Preserving the function of other nearby cranial nerves is an advantage of radiosurgery. The facial nerve, which controls facial expression, and the trigeminal nerve, responsible for facial sensation, are located close to the tumor. The precision of radiosurgery minimizes radiation exposure to these adjacent nerves, so the risk of permanent facial weakness or numbness is very low, with rates of facial nerve deficits reported to be around 1.3% and trigeminal nerve issues around 3.2%.
For a small percentage of patients, the tumor may show a temporary increase in volume in the months following treatment before it stabilizes or shrinks. This transient swelling is a known response to the radiation and does not signify treatment failure. Long-term follow-up confirms that even with this initial response, the vast majority of tumors are successfully controlled.
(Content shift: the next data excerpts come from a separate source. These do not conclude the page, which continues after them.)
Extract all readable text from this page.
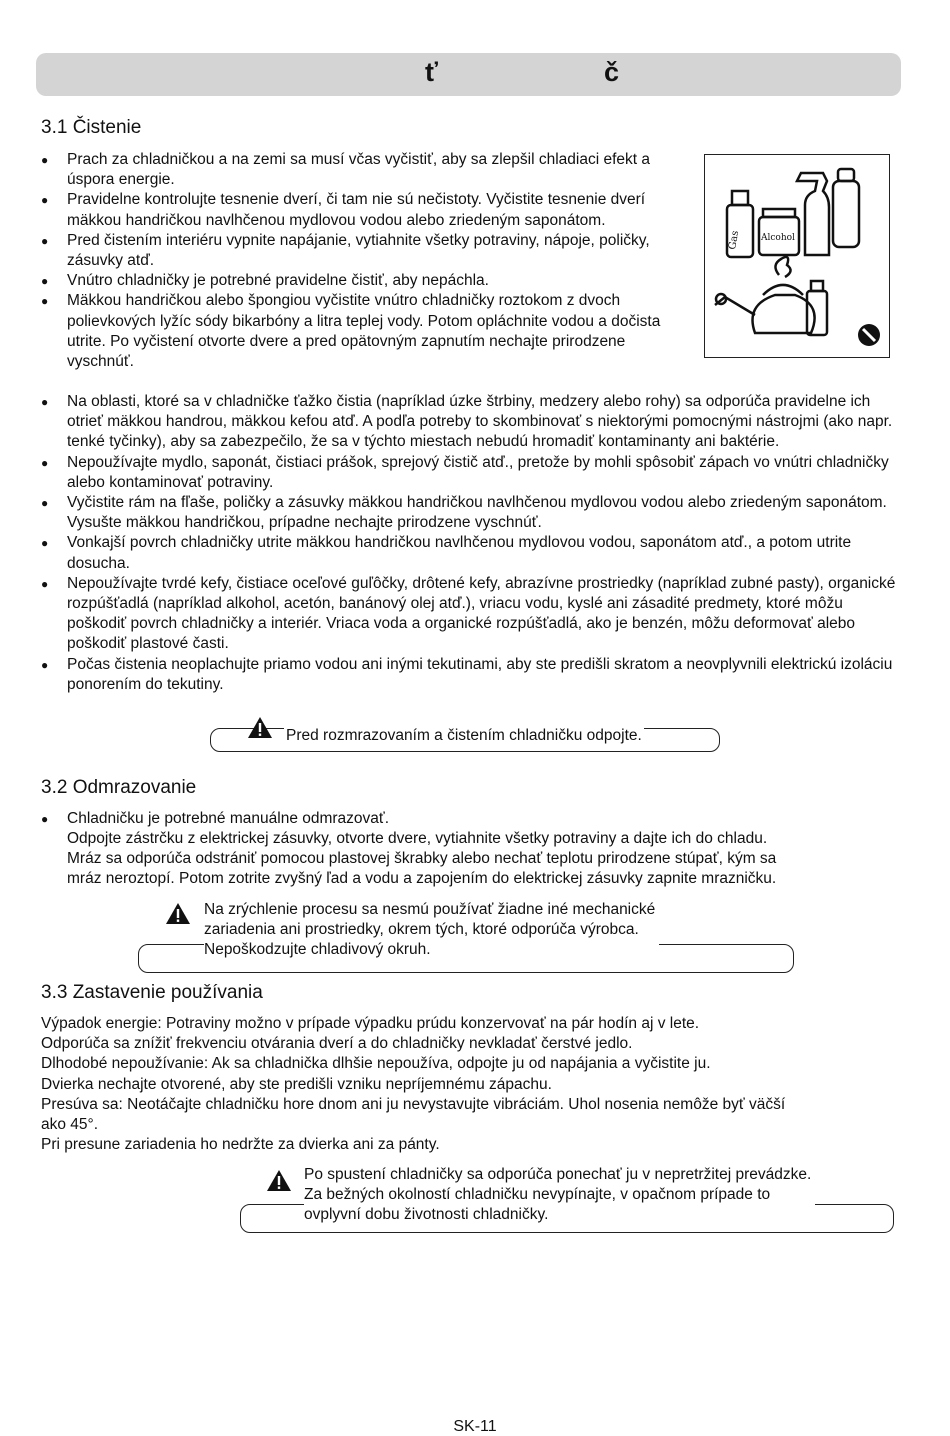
ť	č
3.1 Čistenie
● Prach za chladničkou a na zemi sa musí včas vyčistiť, aby sa zlepšil chladiaci efekt a úspora energie.
● Pravidelne kontrolujte tesnenie dverí, či tam nie sú nečistoty. Vyčistite tesnenie dverí mäkkou handričkou navlhčenou mydlovou vodou alebo zriedeným saponátom.
● Pred čistením interiéru vypnite napájanie, vytiahnite všetky potraviny, nápoje, poličky, zásuvky atď.
● Vnútro chladničky je potrebné pravidelne čistiť, aby nepáchla.
● Mäkkou handričkou alebo špongiou vyčistite vnútro chladničky roztokom z dvoch polievkových lyžíc sódy bikarbóny a litra teplej vody. Potom opláchnite vodou a dočista utrite. Po vyčistení otvorte dvere a pred opätovným zapnutím nechajte prirodzene vyschnúť.
● Na oblasti, ktoré sa v chladničke ťažko čistia (napríklad úzke štrbiny, medzery alebo rohy) sa odporúča pravidelne ich otrieť mäkkou handrou, mäkkou kefou atď. A podľa potreby to skombinovať s niektorými pomocnými nástrojmi (ako napr. tenké tyčinky), aby sa zabezpečilo, že sa v týchto miestach nebudú hromadiť kontaminanty ani baktérie.
● Nepoužívajte mydlo, saponát, čistiaci prášok, sprejový čistič atď., pretože by mohli spôsobiť zápach vo vnútri chladničky alebo kontaminovať potraviny.
● Vyčistite rám na fľaše, poličky a zásuvky mäkkou handričkou navlhčenou mydlovou vodou alebo zriedeným saponátom. Vysušte mäkkou handričkou, prípadne nechajte prirodzene vyschnúť.
● Vonkajší povrch chladničky utrite mäkkou handričkou navlhčenou mydlovou vodou, saponátom atď., a potom utrite dosucha.
● Nepoužívajte tvrdé kefy, čistiace oceľové guľôčky, drôtené kefy, abrazívne prostriedky (napríklad zubné pasty), organické rozpúšťadlá (napríklad alkohol, acetón, banánový olej atď.), vriacu vodu, kyslé ani zásadité predmety, ktoré môžu poškodiť povrch chladničky a interiér. Vriaca voda a organické rozpúšťadlá, ako je benzén, môžu deformovať alebo poškodiť plastové časti.
● Počas čistenia neoplachujte priamo vodou ani inými tekutinami, aby ste predišli skratom a neovplyvnili elektrickú izoláciu ponorením do tekutiny.
Gas Alcohol
Pred rozmrazovaním a čistením chladničku odpojte.
3.2 Odmrazovanie
● Chladničku je potrebné manuálne odmrazovať.
Odpojte zástrčku z elektrickej zásuvky, otvorte dvere, vytiahnite všetky potraviny a dajte ich do chladu.
Mráz sa odporúča odstrániť pomocou plastovej škrabky alebo nechať teplotu prirodzene stúpať, kým sa
mráz neroztopí. Potom zotrite zvyšný ľad a vodu a zapojením do elektrickej zásuvky zapnite mrazničku.
Na zrýchlenie procesu sa nesmú používať žiadne iné mechanické
zariadenia ani prostriedky, okrem tých, ktoré odporúča výrobca.
Nepoškodzujte chladivový okruh.
3.3 Zastavenie používania
Výpadok energie: Potraviny možno v prípade výpadku prúdu konzervovať na pár hodín aj v lete.
Odporúča sa znížiť frekvenciu otvárania dverí a do chladničky nevkladať čerstvé jedlo.
Dlhodobé nepoužívanie: Ak sa chladnička dlhšie nepoužíva, odpojte ju od napájania a vyčistite ju.
Dvierka nechajte otvorené, aby ste predišli vzniku nepríjemnému zápachu.
Presúva sa: Neotáčajte chladničku hore dnom ani ju nevystavujte vibráciám. Uhol nosenia nemôže byť väčší
ako 45°.
Pri presune zariadenia ho nedržte za dvierka ani za pánty.
Po spustení chladničky sa odporúča ponechať ju v nepretržitej prevádzke.
Za bežných okolností chladničku nevypínajte, v opačnom prípade to
ovplyvní dobu životnosti chladničky.
SK-11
Recovery and Potential Side Effects
The recovery period following radiosurgery for a vestibular schwannoma is brief. Since the procedure is non-invasive and performed on an outpatient basis, most individuals can go home the same day. Patients are often able to return to their normal activities within a day or two. This contrasts with the longer recovery period required after traditional open surgery.
Immediately after the procedure, some patients may experience mild and temporary side effects, including fatigue, headaches, or nausea. Because the tumor is located on the balance nerve, some individuals may experience new or worsened dizziness or imbalance. These vestibular symptoms are common, but for most, these symptoms resolve over time.
While the risk of serious complications is low, some side effects can develop months or years after treatment. Delayed hearing loss is a possibility and tends to progress slowly over several years. Hydrocephalus, a buildup of fluid in the brain, is an infrequent complication that can be caused by the tumor itself or a reaction to the treatment that blocks fluid circulation.
To ensure the treatment has been successful, long-term monitoring is a standard part of post-procedure care. Patients will undergo periodic MRI scans to track the size of the tumor and confirm that it is not growing. This regular follow-up allows the medical team to manage any late-emerging side effects.